Blow, blow, thou winter wind


I’ve been trying to put together a bit about our Will and Christmas.

As I mentioned in my piece on venues, Christmas was a busy time for Shakespeare – spent most often at Court, putting on a variety of shows for the monarch of the day and their entourage. This is where the title to Twelfth Night comes from* – it was presumably first staged on the twelfth night after Christmas, 6th January, which is traditionally the date the wise men arrive in Bethlehem.** The Winter’s Tale may also have first been put on at the same time of year, although there is no proof positive and Shakespeare may only have meant to imply it was an idle tale with fantastical elements.

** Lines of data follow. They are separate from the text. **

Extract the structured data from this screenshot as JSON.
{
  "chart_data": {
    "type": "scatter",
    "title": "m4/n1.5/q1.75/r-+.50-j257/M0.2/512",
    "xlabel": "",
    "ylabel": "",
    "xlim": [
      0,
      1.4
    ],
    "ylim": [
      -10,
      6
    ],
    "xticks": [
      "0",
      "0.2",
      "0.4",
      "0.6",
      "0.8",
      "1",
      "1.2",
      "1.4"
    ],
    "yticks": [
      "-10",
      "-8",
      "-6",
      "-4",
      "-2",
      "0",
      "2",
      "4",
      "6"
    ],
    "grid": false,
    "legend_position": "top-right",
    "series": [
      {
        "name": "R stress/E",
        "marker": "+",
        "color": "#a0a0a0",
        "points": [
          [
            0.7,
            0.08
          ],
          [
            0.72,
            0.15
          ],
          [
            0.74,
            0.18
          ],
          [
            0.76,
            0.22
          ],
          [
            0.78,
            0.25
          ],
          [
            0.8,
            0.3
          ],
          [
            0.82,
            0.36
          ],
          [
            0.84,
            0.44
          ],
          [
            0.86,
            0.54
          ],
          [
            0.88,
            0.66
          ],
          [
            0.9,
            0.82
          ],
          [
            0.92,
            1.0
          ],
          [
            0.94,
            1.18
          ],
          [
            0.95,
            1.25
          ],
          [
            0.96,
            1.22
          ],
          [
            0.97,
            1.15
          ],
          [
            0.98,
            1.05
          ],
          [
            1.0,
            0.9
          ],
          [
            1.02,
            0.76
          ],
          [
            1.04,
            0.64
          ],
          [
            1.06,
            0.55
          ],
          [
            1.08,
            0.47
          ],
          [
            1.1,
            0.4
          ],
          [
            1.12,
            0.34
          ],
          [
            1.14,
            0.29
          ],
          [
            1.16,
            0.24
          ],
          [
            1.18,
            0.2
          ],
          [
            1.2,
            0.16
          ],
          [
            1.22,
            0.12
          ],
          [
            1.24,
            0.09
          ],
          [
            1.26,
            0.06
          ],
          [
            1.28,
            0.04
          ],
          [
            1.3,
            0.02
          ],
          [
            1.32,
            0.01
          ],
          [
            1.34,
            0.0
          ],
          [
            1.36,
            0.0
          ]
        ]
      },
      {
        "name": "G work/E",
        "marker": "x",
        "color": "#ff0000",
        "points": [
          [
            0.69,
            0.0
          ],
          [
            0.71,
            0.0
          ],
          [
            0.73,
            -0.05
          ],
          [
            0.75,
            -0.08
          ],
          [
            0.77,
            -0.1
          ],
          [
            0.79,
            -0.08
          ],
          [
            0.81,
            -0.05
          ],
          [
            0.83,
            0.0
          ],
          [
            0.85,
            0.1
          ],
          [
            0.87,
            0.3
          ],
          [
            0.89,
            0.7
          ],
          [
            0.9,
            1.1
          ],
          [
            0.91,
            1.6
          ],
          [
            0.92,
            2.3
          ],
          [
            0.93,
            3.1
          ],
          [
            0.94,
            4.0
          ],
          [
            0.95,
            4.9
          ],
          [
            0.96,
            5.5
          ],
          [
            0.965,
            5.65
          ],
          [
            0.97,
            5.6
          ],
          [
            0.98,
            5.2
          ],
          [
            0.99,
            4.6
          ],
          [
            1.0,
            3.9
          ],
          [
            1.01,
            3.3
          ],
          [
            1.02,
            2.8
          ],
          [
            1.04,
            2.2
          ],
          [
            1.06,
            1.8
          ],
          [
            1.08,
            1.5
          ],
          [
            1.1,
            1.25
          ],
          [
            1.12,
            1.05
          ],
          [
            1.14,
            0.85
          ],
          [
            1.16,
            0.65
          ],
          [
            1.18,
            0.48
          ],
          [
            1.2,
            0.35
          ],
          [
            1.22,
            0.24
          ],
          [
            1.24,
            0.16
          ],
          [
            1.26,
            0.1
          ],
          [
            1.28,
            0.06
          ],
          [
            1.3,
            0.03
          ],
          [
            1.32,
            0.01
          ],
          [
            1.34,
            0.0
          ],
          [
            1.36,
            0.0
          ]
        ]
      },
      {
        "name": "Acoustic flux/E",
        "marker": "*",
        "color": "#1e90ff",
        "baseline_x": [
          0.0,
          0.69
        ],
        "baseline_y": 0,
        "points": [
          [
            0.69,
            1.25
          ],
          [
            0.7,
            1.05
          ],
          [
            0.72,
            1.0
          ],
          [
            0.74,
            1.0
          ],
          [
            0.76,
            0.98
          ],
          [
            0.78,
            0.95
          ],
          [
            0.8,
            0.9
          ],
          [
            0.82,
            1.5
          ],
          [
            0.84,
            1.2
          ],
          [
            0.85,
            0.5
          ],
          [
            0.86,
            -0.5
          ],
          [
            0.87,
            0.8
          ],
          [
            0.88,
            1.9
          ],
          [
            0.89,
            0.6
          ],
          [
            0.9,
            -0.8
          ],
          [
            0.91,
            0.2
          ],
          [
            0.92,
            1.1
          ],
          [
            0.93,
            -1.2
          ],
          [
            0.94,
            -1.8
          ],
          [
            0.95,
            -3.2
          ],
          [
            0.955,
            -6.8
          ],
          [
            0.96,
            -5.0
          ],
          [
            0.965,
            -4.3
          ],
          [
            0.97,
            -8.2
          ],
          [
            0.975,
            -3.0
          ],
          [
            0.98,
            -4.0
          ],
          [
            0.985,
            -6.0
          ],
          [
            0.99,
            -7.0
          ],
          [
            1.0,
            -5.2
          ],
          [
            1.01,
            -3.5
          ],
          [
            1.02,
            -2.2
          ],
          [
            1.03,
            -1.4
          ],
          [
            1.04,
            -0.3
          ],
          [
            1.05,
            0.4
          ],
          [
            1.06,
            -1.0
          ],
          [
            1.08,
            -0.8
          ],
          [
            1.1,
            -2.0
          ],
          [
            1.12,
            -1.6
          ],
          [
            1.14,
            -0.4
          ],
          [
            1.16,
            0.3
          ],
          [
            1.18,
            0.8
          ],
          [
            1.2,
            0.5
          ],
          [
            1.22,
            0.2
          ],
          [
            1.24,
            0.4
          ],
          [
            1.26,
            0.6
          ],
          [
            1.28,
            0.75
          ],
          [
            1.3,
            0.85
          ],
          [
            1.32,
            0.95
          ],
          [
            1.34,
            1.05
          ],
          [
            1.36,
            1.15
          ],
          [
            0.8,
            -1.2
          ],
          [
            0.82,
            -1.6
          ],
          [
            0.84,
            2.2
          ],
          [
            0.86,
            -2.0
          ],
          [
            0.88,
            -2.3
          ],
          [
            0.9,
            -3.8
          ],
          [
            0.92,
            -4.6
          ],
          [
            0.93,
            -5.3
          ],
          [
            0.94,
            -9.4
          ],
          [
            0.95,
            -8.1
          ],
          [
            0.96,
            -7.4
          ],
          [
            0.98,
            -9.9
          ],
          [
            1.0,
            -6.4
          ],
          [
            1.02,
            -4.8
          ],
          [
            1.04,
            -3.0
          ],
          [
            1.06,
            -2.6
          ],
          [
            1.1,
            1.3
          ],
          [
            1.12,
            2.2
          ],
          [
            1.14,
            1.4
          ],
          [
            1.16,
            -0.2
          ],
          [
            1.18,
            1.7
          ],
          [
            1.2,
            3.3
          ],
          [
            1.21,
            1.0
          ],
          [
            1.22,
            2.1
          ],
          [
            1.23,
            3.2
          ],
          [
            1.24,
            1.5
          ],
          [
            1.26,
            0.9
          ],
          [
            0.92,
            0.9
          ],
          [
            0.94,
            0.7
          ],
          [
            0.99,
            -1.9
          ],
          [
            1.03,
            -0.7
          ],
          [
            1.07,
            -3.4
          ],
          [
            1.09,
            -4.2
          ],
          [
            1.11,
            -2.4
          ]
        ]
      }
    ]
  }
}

None of Shakespeare’s plays are set at Christmas (unlike Dicken’s obsession with the season) – and it isn’t even mentioned very often – in fact, only three times. In The Taming of the Shrew Slay asks, disparagingly “Is not a comonty a Christmas gambold or a tumbling-trick” and Berowne in Love’s Labours Lost was clearly (comparatively) Christmas obsessed – he uses a yule-metaphor twice – “At Christmas I no more desire a rose Than wish a snow in May’s new-fangled shows” and “here was a consent, Knowing aforehand of our merriment, To dash it like a Christmas comedy.”

Nobody talks much about the traditional Christmas accoutrements either, although in As You Like It they sing “heigh-ho! Unto the green holly” and in Titus Andronicus Tamor talks about the “baleful mistletoe”.

So that’s a merry Christmas all round, then…

*And why it has absolutely nothing to do with the plot of the play.

**Although in fact the first recorded performance was on Candlemas, – 2nd February – in Middle Temple Hall.